I never considered architecture until I got to college because I assumed there’d be a strong emphasis on math and science. I applied to Cal under the sociology major but was still “undeclared” and unsure of what I wanted to do. Once I started in the fall, I researched all the majors available at Cal to really understand what I’d be getting myself into. During that time, what I found out about architecture really interested me, so I attended events and presentations going on in their department. During my second semester, I took the introductory class, and I loved learning about how architecture can connect with people, communities, and the natural environment. That class is what convinced me to declare architecture as my major.
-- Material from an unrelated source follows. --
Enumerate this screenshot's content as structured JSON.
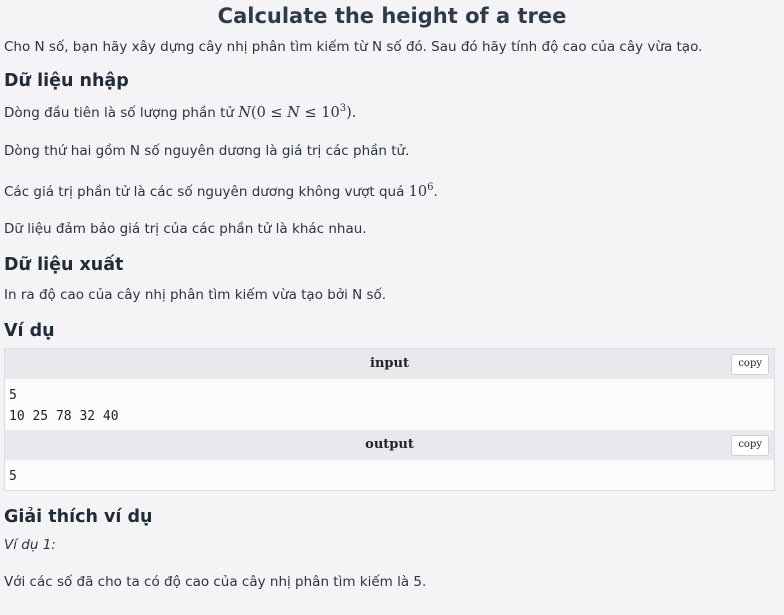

What did you do while interning with Studio Bondy?

While interning with Studio Bondy one of the first things I did was look through the construction administration for the Making Waves expansion project. In short, it is an extensive set of plans and instructions that include every imaginable detail of the project. I also got to visit the work site for meetings with Making Waves representatives, plumbers, engineers, and contractors. On the worksite, I was also able to help make “punch lists”, where we logged anything that still needed to be fixed or completed. Again, this involved every imaginable detail from stray paint marks to how the stairway is welded. I also learned how to use SketchUp, a computer program for making 3D models. I began making a 3D model of the high school gym that hasn’t been built yet and practiced using SketchUp every day as I worked on this project.


What was your favorite part of the internship?

The site visits were my favorite. I particularly enjoyed seeing how all the people working in different areas came together to make the MWA expansion a reality. Being an architect, you don’t understand all the intricacies that the electricians or plumbers are dealing with. Architects are still able to work on a project and rely on each other’s knowledge to solve a problem.


What type of architecture are you most interested in practicing?

I’m not entirely sure what type of architecture I prefer yet. Being at the firm I was able to learn about how different projects can create different experiences for you as an architect. For example, working on a house is very personal because you work with a family and are designing something that specifically caters to them. On the other hand, working on a school is a much more community-based project that is meant to fit the needs of many people, and can take many more years than to build than a house. I would like to be a part of many projects to really understand what they’re like through my own experience.


What do you think of the new Making Waves Academy campus?

The Making Waves expansion is amazing. Seeing the expansion after all my years there made me feel happy that the students will experience this even more vibrant approach to school. I was a freshman when the plans started, and I still remember seeing the campus model next to the front office. At that time, the expansion was difficult to imagine as a reality. Now I can see it after I’ve graduated and from the perspective of the architects. I can still personally relate as a student who would have loved to experience all the new activities and spaces that are part of the expansion.